Lady of Vengeance
Princess Productions / Dist. United Artists (1957) Dir. Burt Balaban
73 min. / B&W / 1.66:1 / DTS 2.0 SDH

Blu-ray: MGM $19.95
*
Available from Movie Zyng

As a companion offering with another U.S. United Artists release (see Outpost in Malaya), MGM offers a very obscure British late-period noir with some interest for fans of the genre.

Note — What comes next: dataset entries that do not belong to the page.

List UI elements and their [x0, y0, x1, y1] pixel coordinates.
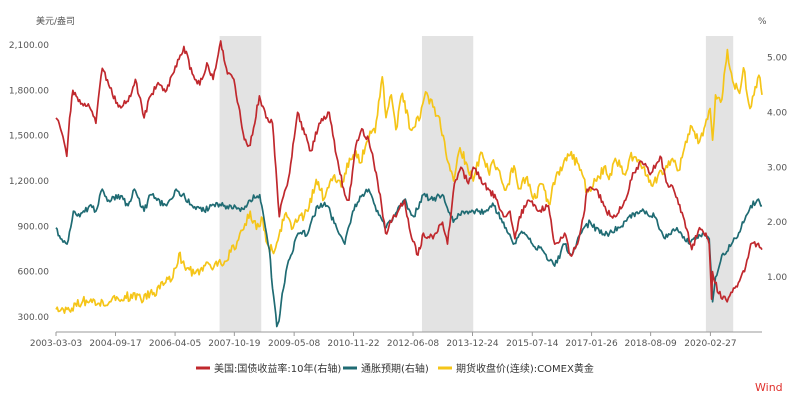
right-tick-label: 4.00: [767, 108, 787, 118]
right-tick-label: 2.00: [767, 218, 787, 228]
left-tick-label: 2,100.00: [9, 41, 49, 51]
left-axis-ticks: 300.00 600.00 900.00 1,200.00 1,500.00 1,800.…: [9, 41, 49, 323]
x-tick-label: 2020-02-27: [684, 339, 736, 349]
series-line-3: [55, 48, 763, 314]
left-tick-label: 600.00: [18, 268, 50, 278]
x-tick-label: 2017-01-26: [565, 339, 618, 349]
x-tick-label: 2018-08-09: [624, 339, 677, 349]
x-tick-label: 2013-12-24: [446, 339, 499, 349]
legend-item-2: 通胀预期(右轴): [343, 362, 429, 375]
right-axis-ticks: 1.00 2.00 3.00 4.00 5.00: [767, 53, 787, 283]
left-tick-label: 300.00: [18, 313, 50, 323]
shaded-period-1: [219, 36, 262, 332]
source-label: Wind: [755, 381, 783, 394]
right-unit-label: %: [758, 17, 767, 27]
x-tick-label: 2010-11-22: [327, 339, 379, 349]
legend-label: 美国:国债收益率:10年(右轴): [214, 362, 341, 375]
x-axis-ticks: 2003-03-03 2004-09-17 2006-04-05 2007-10-19…: [30, 332, 737, 349]
x-tick-label: 2003-03-03: [30, 339, 82, 349]
legend-item-1: 美国:国债收益率:10年(右轴): [196, 362, 341, 375]
shaded-period-3: [705, 36, 734, 332]
x-tick-label: 2009-05-08: [268, 339, 321, 349]
series-line-1: [55, 40, 763, 303]
right-tick-label: 5.00: [767, 53, 787, 63]
series-line-2: [55, 188, 763, 328]
left-tick-label: 1,500.00: [9, 132, 49, 142]
x-tick-label: 2012-06-08: [387, 339, 440, 349]
left-tick-label: 1,800.00: [9, 86, 49, 96]
legend-item-3: 期货收盘价(连续):COMEX黄金: [438, 362, 594, 375]
shaded-period-2: [421, 36, 474, 332]
legend-label: 期货收盘价(连续):COMEX黄金: [456, 362, 594, 375]
x-tick-label: 2006-04-05: [149, 339, 201, 349]
right-tick-label: 1.00: [767, 273, 787, 283]
shaded-periods: [219, 36, 734, 332]
x-tick-label: 2007-10-19: [208, 339, 261, 349]
left-unit-label: 美元/盎司: [36, 15, 75, 27]
x-tick-label: 2004-09-17: [89, 339, 141, 349]
series-lines: [55, 40, 763, 328]
right-tick-label: 3.00: [767, 163, 787, 173]
legend-label: 通胀预期(右轴): [361, 362, 429, 375]
left-tick-label: 1,200.00: [9, 177, 49, 187]
x-tick-label: 2015-07-14: [506, 339, 559, 349]
legend: 美国:国债收益率:10年(右轴) 通胀预期(右轴) 期货收盘价(连续):COMEX黄…: [196, 362, 594, 375]
left-tick-label: 900.00: [18, 222, 50, 232]
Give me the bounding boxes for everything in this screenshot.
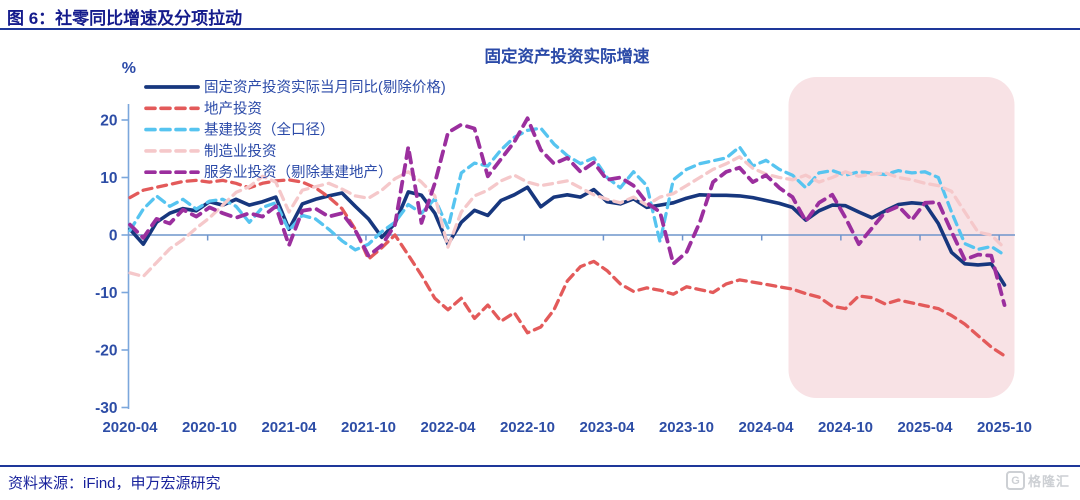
x-tick-label: 2025-10 (977, 419, 1032, 436)
chart-title: 固定资产投资实际增速 (485, 46, 651, 66)
x-tick-label: 2023-04 (579, 419, 635, 436)
series-line-infrastructure-investment (128, 126, 1007, 257)
x-tick-label: 2020-10 (182, 419, 237, 436)
x-tick-label: 2022-04 (420, 419, 476, 436)
x-tick-label: 2025-04 (897, 419, 953, 436)
x-tick-label: 2024-10 (818, 419, 873, 436)
legend-label-real-estate-investment: 地产投资 (204, 100, 262, 117)
x-tick-label: 2020-04 (102, 419, 158, 436)
legend-label-services-investment: 服务业投资（剔除基建地产） (204, 164, 393, 181)
gelonghui-logo: G 格隆汇 (1005, 471, 1070, 490)
y-tick-label: -30 (95, 400, 117, 417)
fai-growth-line-chart: 20 10 0 -10 -20 -30 2020-04 2020-10 2021-04 2021-… (95, 46, 1032, 436)
legend-label-fai-real-monthly-yoy: 固定资产投资实际当月同比(剔除价格) (204, 79, 446, 96)
series-line-manufacturing-investment (128, 155, 1007, 279)
highlight-region (788, 77, 1015, 398)
series-line-services-investment (128, 116, 1007, 308)
gelonghui-logo-text: 格隆汇 (1027, 474, 1070, 489)
x-tick-label: 2023-10 (659, 419, 714, 436)
y-tick-label: 20 (100, 113, 117, 130)
x-tick-label: 2021-10 (341, 419, 396, 436)
footer-divider (0, 465, 1080, 467)
source-text: 资料来源：iFind，申万宏源研究 (8, 475, 221, 492)
header-divider (0, 28, 1080, 30)
figure-header: 图 6：社零同比增速及分项拉动 (0, 0, 1080, 30)
legend-label-manufacturing-investment: 制造业投资 (204, 143, 277, 160)
figure-title: 图 6：社零同比增速及分项拉动 (7, 9, 243, 28)
x-tick-label: 2022-10 (500, 419, 555, 436)
legend-label-infrastructure-investment: 基建投资（全口径） (204, 121, 335, 139)
gelonghui-g-icon: G (1005, 471, 1025, 490)
x-tick-label: 2021-04 (261, 419, 317, 436)
y-axis-unit-label: % (122, 60, 136, 77)
y-tick-label: -20 (95, 343, 117, 360)
y-tick-label: 0 (109, 228, 118, 245)
chart-area: 20 10 0 -10 -20 -30 2020-04 2020-10 2021-04 2021-… (0, 30, 1080, 460)
y-tick-label: 10 (100, 170, 117, 187)
x-tick-label: 2024-04 (738, 419, 794, 436)
y-tick-label: -10 (95, 285, 117, 302)
series-line-fai-real-monthly-yoy (128, 185, 1007, 287)
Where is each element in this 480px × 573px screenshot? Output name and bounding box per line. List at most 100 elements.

Dennis O’Keefe is the prerequisite American star this time; overly protective of his beautiful 21 year old ward (the relationship isn’t explained beyond that), and creepily so (his lack of interest in his ripe and willing young secretary makes his infatuation with his ward even more strange), which makes the young woman (Eileen Elton) rebel by taking up with a greasy, slimy musician who is only going to break her heart and we haven’t even gotten five minutes past the opening of the film yet. Time passes, the ward ends up throwing herself in front of a train, and O’Keefe vows revenge. He brings in a man called Karnak (Anton Diffring), who seems to be a harmless stamp collector but is actually a criminal mastermind who plots perfect crimes. Dangling a rare and valuable stamp in front of him, O’Keefe challenges him to create the perfect murder to right the wrong done the ward and we’re still not very far into the movie and if you are thinking there’s too much plot and not much else, you’re actually pretty close to the truth. The secretary is trying to talk her boss out of whatever he has planned, Karnak and his imbecilic assistant are after that stamp, and something strange is going on with the house O’Keefe lives in, which is all going to be part of a plot twist that’ll happen when the movie gets there, which takes about 55 min. but seems like about a day, not least of all because the director had zero flair and the British members of the cast speak in such clipped, overly mannered voices that it appears they were told that they’d lose 25 shillings for every line they flubbed.

Director Balaban, an American, only had one directorial credit prior to this, Stranger from Venus, another film shot as if the director was seeing each page of the script for the first time as the cameras were ready to roll on the scene. Which is not to say that the film is without merit; despite its, er, shall we say “leisurely pace,” Anton Diffring (well remembered for horror classics The Man who could Cheat Death and Circus of Horrors) acquits himself well. I couldn’t help but wonder, since so much of the film concerns itself with philately, if some sort of a stamp motif in the film’s art design or in reference to the final denouement of the mystery wouldn’t have been more satisfying. O’Keefe has to play stoic and sober and he does it with excellent posture, all that’s really required of him.

The good news is that the Blu-ray is terrific, the film has obviously been kept in great shape and the high-definition boost is a winner. Oddly, although the packaging and information announcement says the picture is 1.33:1, it’s actually and correctly presented in widescreen. No bonus materials.

“I don’t know what you’re running away from, but escape’s easier when you’re alone.”